Ray_brown_monty_alexander_russell_malone_span3
December 2002

Ray Brown/Monty Alexander/Russell Malone
Ray Brown/Monty Alexander/Russell Malone
Telarc

The late bassist Ray Brown's last recording is in the spirit of the Oscar Peterson Trio and of the group that inspired it, the Nat "King" Cole Trio. The music is centered in the Cole-Peterson tradition of good feeling, harmonic subtlety and rhythmic togetherness. Brown and guitarist Russell Malone achieve a seductive swing reminiscent not only of Brown's with Herb Ellis in the Peterson trio, but, at times, also of Freddie Green's with Walter Page in Count Basie's band. Malone's rhythm-guitar work is impressive. His solos indicate that he has reached a new level of consistency and clarity.

Following pianist Monty Alexander's recent concentration on Caribbean idioms, interesting though they may be, it is good to hear him again in a straightahead setting. His piano work has always been based in great part on Nat Cole's lyricism, touch and chord voicings, elements he long ago absorbed as he developed his own style. There is also a rich Peterson component in Alexander's approach, as well as streak of whimsy that leads him to the strategic placement of quotes (a bit of "Filthy McNasty" in "Django," for example). Along with Peterson and Gene Harris, he was one of Brown's preferred pianists.

The CD includes the classics "Honeysuckle Rose," Brown's "Blues for Junior," "I Can't See for Looking" (indelibly associated with Cole) and originals by all three musicians.
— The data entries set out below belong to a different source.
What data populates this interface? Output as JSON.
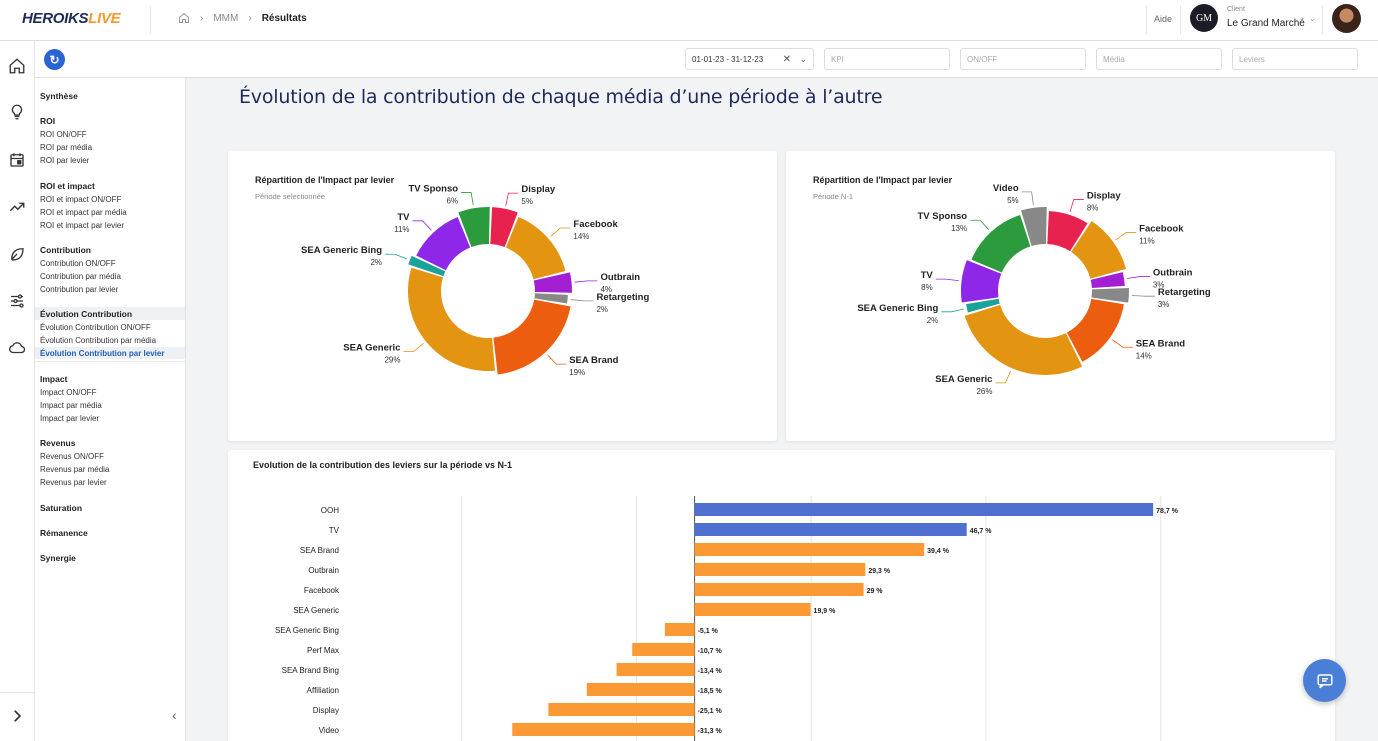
{
  "header": {
    "logo_part1": "HEROIKS",
    "logo_part2": "LIVE",
    "breadcrumb": [
      "MMM",
      "Résultats"
    ],
    "help": "Aide",
    "client_label": "Client",
    "client_name": "Le Grand Marché",
    "client_logo": "GM"
  },
  "filters": {
    "date": "01-01-23 - 31-12-23",
    "kpi": "KPI",
    "onoff": "ON/OFF",
    "media": "Média",
    "leviers": "Leviers"
  },
  "menu": {
    "synthese": "Synthèse",
    "roi": {
      "title": "ROI",
      "items": [
        "ROI ON/OFF",
        "ROI par média",
        "ROI par levier"
      ]
    },
    "roi_impact": {
      "title": "ROI et impact",
      "items": [
        "ROI et impact ON/OFF",
        "ROI et impact par média",
        "ROI et impact par levier"
      ]
    },
    "contribution": {
      "title": "Contribution",
      "items": [
        "Contribution ON/OFF",
        "Contribution par média",
        "Contribution par levier"
      ]
    },
    "evolution": {
      "title": "Évolution Contribution",
      "items": [
        "Évolution Contribution ON/OFF",
        "Évolution Contribution par média",
        "Évolution Contribution par levier"
      ]
    },
    "impact": {
      "title": "Impact",
      "items": [
        "Impact ON/OFF",
        "Impact par média",
        "Impact par levier"
      ]
    },
    "revenus": {
      "title": "Revenus",
      "items": [
        "Revenus ON/OFF",
        "Revenus par média",
        "Revenus par levier"
      ]
    },
    "saturation": "Saturation",
    "remanence": "Rémanence",
    "synergie": "Synergie"
  },
  "page_title": "Évolution de la contribution de chaque média d’une période à l’autre",
  "chart_data": [
    {
      "type": "pie",
      "title": "Répartition de l'Impact par levier",
      "subtitle": "Période selectionnée",
      "categories": [
        "Display",
        "Facebook",
        "Outbrain",
        "Retargeting",
        "SEA Brand",
        "SEA Generic",
        "SEA Generic Bing",
        "TV",
        "TV Sponso"
      ],
      "values": [
        5,
        14,
        4,
        2,
        19,
        29,
        2,
        11,
        6
      ],
      "colors": [
        "#e8224f",
        "#e39411",
        "#a21fd4",
        "#888888",
        "#ed5d10",
        "#e39411",
        "#1aa39a",
        "#8f27e8",
        "#2b9b3d"
      ],
      "donut": true
    },
    {
      "type": "pie",
      "title": "Répartition de l'Impact par levier",
      "subtitle": "Période N-1",
      "categories": [
        "Video",
        "Display",
        "Facebook",
        "Outbrain",
        "Retargeting",
        "SEA Brand",
        "SEA Generic",
        "SEA Generic Bing",
        "TV",
        "TV Sponso"
      ],
      "values": [
        5,
        8,
        11,
        3,
        3,
        14,
        26,
        2,
        8,
        13
      ],
      "colors": [
        "#888888",
        "#e8224f",
        "#e39411",
        "#a21fd4",
        "#888888",
        "#ed5d10",
        "#e39411",
        "#1aa39a",
        "#8f27e8",
        "#2b9b3d"
      ],
      "donut": true
    },
    {
      "type": "bar",
      "orientation": "horizontal",
      "title": "Evolution de la contribution des leviers sur la période vs N-1",
      "categories": [
        "OOH",
        "TV",
        "SEA Brand",
        "Outbrain",
        "Facebook",
        "SEA Generic",
        "SEA Generic Bing",
        "Perf Max",
        "SEA Brand Bing",
        "Affiliation",
        "Display",
        "Video"
      ],
      "values": [
        78.7,
        46.7,
        39.4,
        29.3,
        29,
        19.9,
        -5.1,
        -10.7,
        -13.4,
        -18.5,
        -25.1,
        -31.3
      ],
      "labels": [
        "78,7 %",
        "46,7 %",
        "39,4 %",
        "29,3 %",
        "29 %",
        "19,9 %",
        "-5,1 %",
        "-10,7 %",
        "-13,4 %",
        "-18,5 %",
        "-25,1 %",
        "-31,3 %"
      ],
      "bar_colors": [
        "#4f6fd1",
        "#4f6fd1",
        "#fb9935",
        "#fb9935",
        "#fb9935",
        "#fb9935",
        "#fb9935",
        "#fb9935",
        "#fb9935",
        "#fb9935",
        "#fb9935",
        "#fb9935"
      ],
      "xlim": [
        -60,
        90
      ],
      "grid": true
    }
  ]
}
Brown's playing a few months before his death was undiminished in tone, perfection of note choice and, above all, swing. He elevates every performance with the strength and joy of his time, whether soloing or walking behind Malone and Alexander.

Included with the first pressing of the CD is a limited-edition bonus disc with selections from many of Brown's previous albums for Telarc. Ray Brown, Monty Alexander, Russell Malone is a splendid ending to a recording career of more than half a century. It is also final evidence, if more was needed, of Brown's primacy among bassists.